要了解这两所（zju、zjgsu）的贴吧用户的一天时间发帖规律，自然需要知道这些用户的发帖时间这么一个数据集。

1.首先就是要获得数据：数据这么来呢，百度肯定是不会给你呢

，这个时候就只能自求多福了，计科系的当然不会蠢到人工的去一页一页的查并记录。网络reptile技术可以很好解决这机械枯燥的工作。当然你得让这只强悍的“小蜘蛛”听你的控制。

2.简单的数据处理：存入Mysql数据库，根据实际需求，进行简单的统计处理。

3.可视化展示：一堆干瘪瘪的数字谁都不爱看，所以清晰的前端展示还是必要的。用到Echarts数据可视化不再是难事

三、实施

实施分析：

1.深入占地：本来对贴吧也不是熟悉，大致浏览了一下，进入zjgsu和zju的贴吧。每页有50个帖子，每个帖子对应有个帖子的ID，打开是该帖子的所有回复时间信息和发帖人昵称信息。每一页的url成规律变化：

url = 'http://tieba.baidu.com/f?kw=浙江大学&ie=utf-8&pn=' #(page_id-1)*50

每一个帖子的url也有统一性：

url = 'http://tieba.baidu.com/p/'+帖子id

然后用正则式，提取自己需要部分：

帖子id:

'<a href="/p/(\d.*?)" title="'

发帖时间：

'<span.*?class="j_reply_data">(.*?)</span>'

发帖用户：

'<li class="d_name".*?>.*?<a.*?class="p_author.*?>(.*?)</a>.*?</li>'

2.找到对象：活动活动，开始coding。打开熟悉的IDE sublime。先对每一页创建一个类，对每个帖子创建一个类，废话不多说，直接上代码。

class Topic_Page:
	url = 'http://tieba.baidu.com/f?kw=浙江工商大学&ie=utf-8&pn=' #(page_id-1)*50
	def __init__(self, page_id):
		self.url += str((page_id-1)*50)
		self.page_id = page_id
		self.topic_ids = []
		#self.pages = []
	def MySpider(self):
		print "正在获取第 "+str(self.page_id)+" 页的内容..."
		mypage = urllib2.urlopen(self.url).read().decode("utf8")
		print "获取第 "+str(self.page_id)+" 页的内容成功!"
		
		return mypage
	def GetTopicId(self):
		myMatch = re.findall('<a href="/p/(\d.*?)" title="',self.MySpider(),re.S)
		print "匹配第 "+str(self.page_id)+" 页的TopicID成功!"
		for topicid in myMatch:
			self.topic_ids.append(topicid)
		#self.pages.append(topic_ids)

      
class Details_Page:
	url = 'http://tieba.baidu.com/p/'
	def __init__(self, topic_id):
		self.url += str(topic_id)
	def MySpider(self):
		mypage = urllib2.urlopen(self.url).read().decode("utf8")
		return mypage.replace('\n','')
	def GetDetails_PutIntoFile(self):
		myMatch = re.findall('<span.*?class="j_reply_data">(.*?)</span>',self.MySpider(),re.S)
		myMatch2 = re.findall('<li class="d_name".*?>.*?<a.*?class="p_author.*?>(.*?)</a>.*?</li>',self.MySpider(),re.S)
		#print len(myMatch)
		#filename
		f = open("zju_time_username.txt","a")
		for reply in range(len(myMatch)):
			f.write(myMatch[reply]+":00" + "\t" + myMatch2[reply].encode('utf8')+"\n")


	def Page_Counter(self):
		myMatch = re.search(r'<span class="red">(\d*?)</span>',self.MySpider(),re.S)
		return myMatch.groups()[0]

3.然后就是程序的入口，和控制变量。其中Break_*那几个变量是大概网络不稳定时，获取网页出错时程序停止，更具屏幕输出信息，重新接着开始而设置的。当然用try except可能会更好。将需要的结果存入文件等待待处理。

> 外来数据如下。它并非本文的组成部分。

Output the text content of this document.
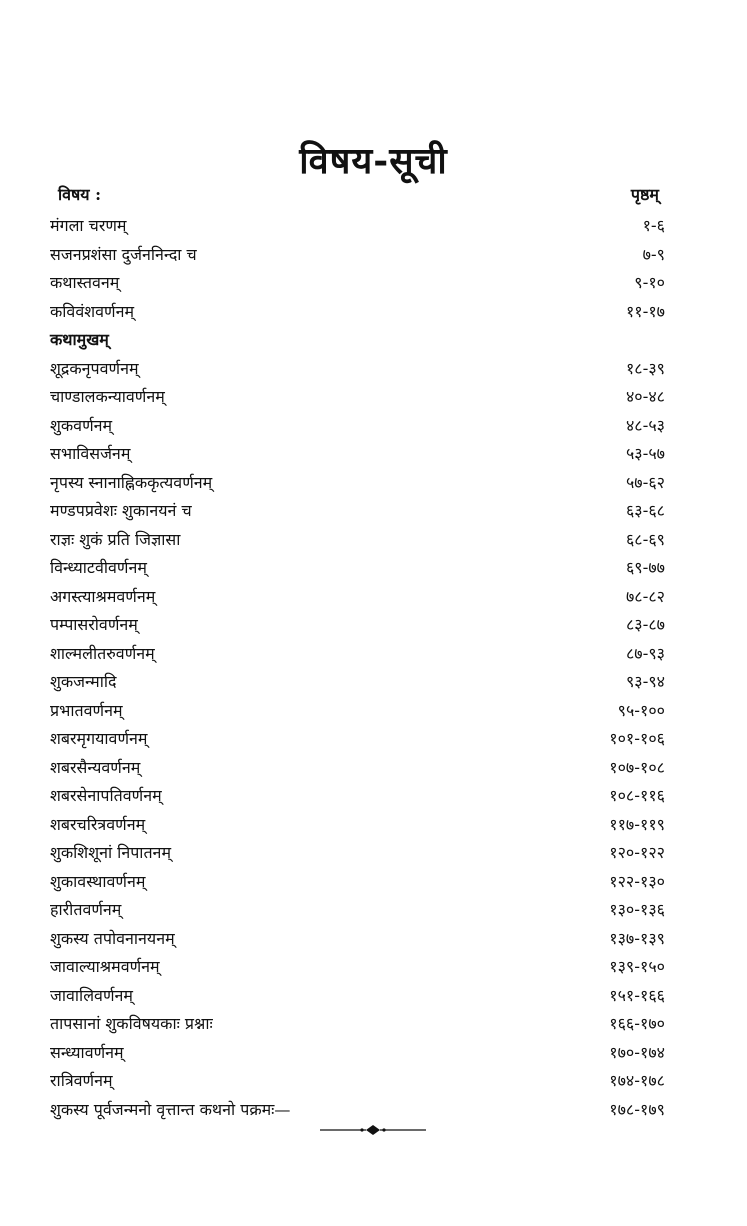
विषय-सूची
विषय :	पृष्ठम्
मंगला चरणम्	१-६
सजनप्रशंसा दुर्जननिन्दा च	७-९
कथास्तवनम्	९-१०
कविवंशवर्णनम्	११-१७
कथामुखम्
शूद्रकनृपवर्णनम्	१८-३९
चाण्डालकन्यावर्णनम्	४०-४८
शुकवर्णनम्	४८-५३
सभाविसर्जनम्	५३-५७
नृपस्य स्नानाह्निककृत्यवर्णनम्	५७-६२
मण्डपप्रवेशः शुकानयनं च	६३-६८
राज्ञः शुकं प्रति जिज्ञासा	६८-६९
विन्ध्याटवीवर्णनम्	६९-७७
अगस्त्याश्रमवर्णनम्	७८-८२
पम्पासरोवर्णनम्	८३-८७
शाल्मलीतरुवर्णनम्	८७-९३
शुकजन्मादि	९३-९४
प्रभातवर्णनम्	९५-१००
शबरमृगयावर्णनम्	१०१-१०६
शबरसैन्यवर्णनम्	१०७-१०८
शबरसेनापतिवर्णनम्	१०८-११६
शबरचरित्रवर्णनम्	११७-११९
शुकशिशूनां निपातनम्	१२०-१२२
शुकावस्थावर्णनम्	१२२-१३०
हारीतवर्णनम्	१३०-१३६
शुकस्य तपोवनानयनम्	१३७-१३९
जावाल्याश्रमवर्णनम्	१३९-१५०
जावालिवर्णनम्	१५१-१६६
तापसानां शुकविषयकाः प्रश्नाः	१६६-१७०
सन्ध्यावर्णनम्	१७०-१७४
रात्रिवर्णनम्	१७४-१७८
शुकस्य पूर्वजन्मनो वृत्तान्त कथनो पक्रमः—	१७८-१७९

#----------program entry------------		
begin_page = 1
end_page = 50

Break_Main_Page = 18
Break_tie = 43
Break_Next_Page = 0

beginTime =  time.strftime("%Y-%m-%d %H:%M:%S")+"\t"+"数据获取开始时间\n"

for MainPage in range(begin_page,end_page + 1):
	if MainPage < Break_Main_Page:      #when break
		continue
	a = Topic_Page(MainPage)
	a.GetTopicId()
	for index,topic_id in enumerate(a.topic_ids):
		if index+1 < Break_tie:         #when break
			continue

		print "正在获取第 "+str(MainPage)+" 页的，第 "+str(index+1)+" 个贴子.../p/"+str(topic_id)
		b = Details_Page(topic_id)
		temp_url = b.url
		#print temp_url
		#exit()
		for NextPage in range(int(b.Page_Counter())):
			if NextPage+1 < Break_Next_Page:
				continue
			b.url = temp_url + "?pn=" + str(NextPage+1)
			b.GetDetails_PutIntoFile()
		Break_Next_Page = 0
	Break_tie = 0
Break_Main_Page = 0

endTime =time.strftime("%Y-%m-%d %H:%M:%S")+"\t"+"数据获取结束时间\n"
f = open('zjgsu_time_username.txt',"a")
f.write(beginTime+endTime)
f.close()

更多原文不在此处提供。